More than 100,000 people in the United States are currently waiting for an organ transplant. And while statistics show 95% of Americans say they support organ donation, only 58% are actually signed up as a donor.
But one man, James Neal, has given away two of his organs – a decision so rare that there aren't even statistics on how many people have done it. Neal, who first donated a kidney in 2016, has now given part of his liver to a total stranger who he recently met for the first time in Pittsburgh.
Margaret Boden was suffering from a severe liver disease, and was already on a transplant waiting list last year, when doctors told her they didn't think she would live to see her daughter's spring wedding.
"[My daughter] actually went in to be tested to see if she was a donor, which she wasn't," Boden said.
While she tried to grasp the news, Neal attended a donor-recipient brunch that he says inspired him to donate again.
"I thought, 'Why not?'" he said, adding "It was just ingrained in my being -- if you're able to help somebody, do it."
Soon, Neal got a call: he had a match. When Boden heard, she couldn't believe her luck.
"I'm like, 'What?' I was in shock …" she said. "My daughter's, like, jumping up and down, like, she's really excited. And I'm like, 'No. Don't get too excited yet.'"
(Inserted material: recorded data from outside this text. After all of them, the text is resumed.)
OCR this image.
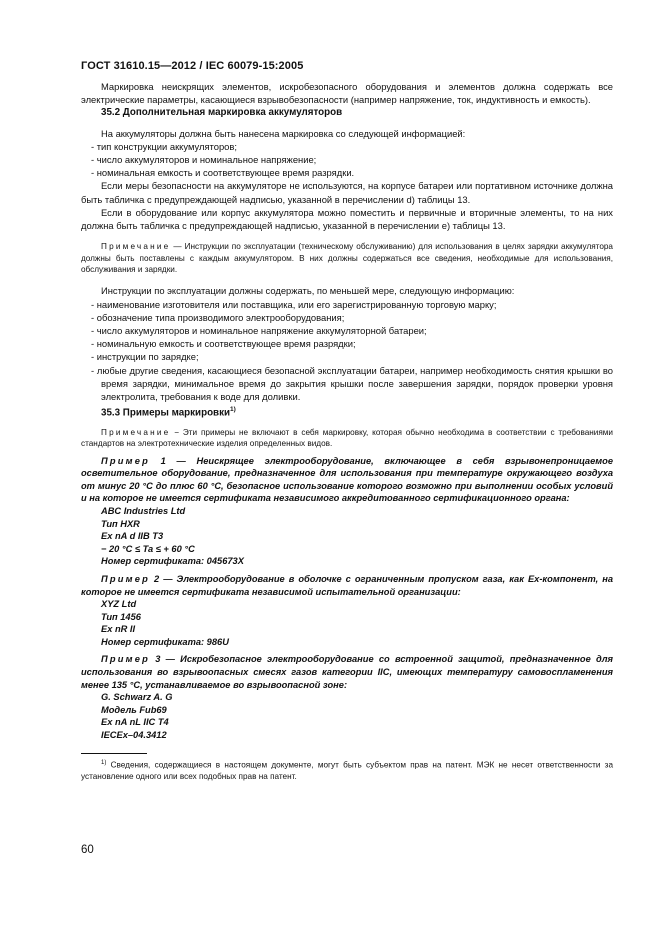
ГОСТ 31610.15—2012 / IEC 60079-15:2005

Маркировка неискрящих элементов, искробезопасного оборудования и элементов должна содержать все электрические параметры, касающиеся взрывобезопасности (например напряжение, ток, индуктивность и емкость).

35.2 Дополнительная маркировка аккумуляторов

На аккумуляторы должна быть нанесена маркировка со следующей информацией:

- тип конструкции аккумуляторов;
- число аккумуляторов и номинальное напряжение;
- номинальная емкость и соответствующее время разрядки.

Если меры безопасности на аккумуляторе не используются, на корпусе батареи или портативном источнике должна быть табличка с предупреждающей надписью, указанной в перечислении d) таблицы 13.

Если в оборудование или корпус аккумулятора можно поместить и первичные и вторичные элементы, то на них должна быть табличка с предупреждающей надписью, указанной в перечислении e) таблицы 13.

Примечание — Инструкции по эксплуатации (техническому обслуживанию) для использования в целях зарядки аккумулятора должны быть поставлены с каждым аккумулятором. В них должны содержаться все сведения, необходимые для использования, обслуживания и зарядки.

Инструкции по эксплуатации должны содержать, по меньшей мере, следующую информацию:

- наименование изготовителя или поставщика, или его зарегистрированную торговую марку;
- обозначение типа производимого электрооборудования;
- число аккумуляторов и номинальное напряжение аккумуляторной батареи;
- номинальную емкость и соответствующее время разрядки;
- инструкции по зарядке;
- любые другие сведения, касающиеся безопасной эксплуатации батареи, например необходимость снятия крышки во время зарядки, минимальное время до закрытия крышки после завершения зарядки, порядок проверки уровня электролита, требования к воде для доливки.
35.3 Примеры маркировки$^{1)}$

Примечание − Эти примеры не включают в себя маркировку, которая обычно необходима в соответствии с требованиями стандартов на электротехнические изделия определенных видов.

Пример 1 — Неискрящее электрооборудование, включающее в себя взрывонепроницаемое осветительное оборудование, предназначенное для использования при температуре окружающего воздуха от минус 20 °С до плюс 60 °С, безопасное использование которого возможно при выполнении особых условий и на которое не имеется сертификата независимого аккредитованного сертификационного органа:

ABC Industries Ltd
Тип HXR
Ex nA d IIB T3
− 20 °C ≤ Ta ≤ + 60 °C
Номер сертификата: 045673X

Пример 2 — Электрооборудование в оболочке с ограниченным пропуском газа, как Ex-компонент, на которое не имеется сертификата независимой испытательной организации:

XYZ Ltd
Тип 1456
Ex nR II
Номер сертификата: 986U

Пример 3 — Искробезопасное электрооборудование со встроенной защитой, предназначенное для использования во взрывоопасных смесях газов категории IIC, имеющих температуру самовоспламенения менее 135 °С, устанавливаемое во взрывоопасной зоне:

G. Schwarz A. G
Модель Fub69
Ex nA nL IIC T4
IECEx–04.3412

$^{1)}$ Сведения, содержащиеся в настоящем документе, могут быть субъектом прав на патент. МЭК не несет ответственности за установление одного или всех подобных прав на патент.

60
According to the U.S. Dept. of Health and Human Services, 20 people die each day waiting for an organ transplant. So far in 2019, only about 20% of organ donors were from a living donor, rather than someone deceased.
Dr. Abhi Humar, chief of abdominal transplant surgery at The University of Pittsburgh Medical Center, performed Boden and Neal's procedures in March. Humar described the transplant as a "complex procedure."
"We have two full teams, because both operations are going simultaneously," he said. "And that takes, with both combined, the better part of about eight, ten hours to do."
Dr. Humar said that today, both patients "are doing very well." Neal, he said, is "pretty much back to doing everything that he was doing before the donation … his liver is pretty much regenerated back to full size."
Despite the risk he took, Neal said he's happy he made the decision to donate. "It was like, someone told me 'one person cannot change the world. But one person can change the world of one person.'"
He's "not sure" if he has plans to give away any more organs, however. "I cannot grow another kidney; my liver could only be divided in half once," he said with a laugh.
Neal spent three months recovering and just went back to work at Walmart, his job of 27 years. Boden, who is retired, says she was hesitant to meet Neal at first -- until she read a letter from him.
When the pair met, Boden told Neal that his words inspired her to make a quilt with white lilies, to symbolize new life.
And thanks to her new life and a man she'd never met, Boden got to watch her daughter walk down the aisle last month.
"I feel like [Neal] is [on my shoulder] all the time. And if it wasn't for my guard -- I was calling him my guardian angel -- I wouldn't be here."
Boden and Neal told us they plan to stay in touch and are now like family. Dr. Humar said that a donor's surgery cost is covered by the recipient's insurance. Neal added that his only medical expense was for pain medication.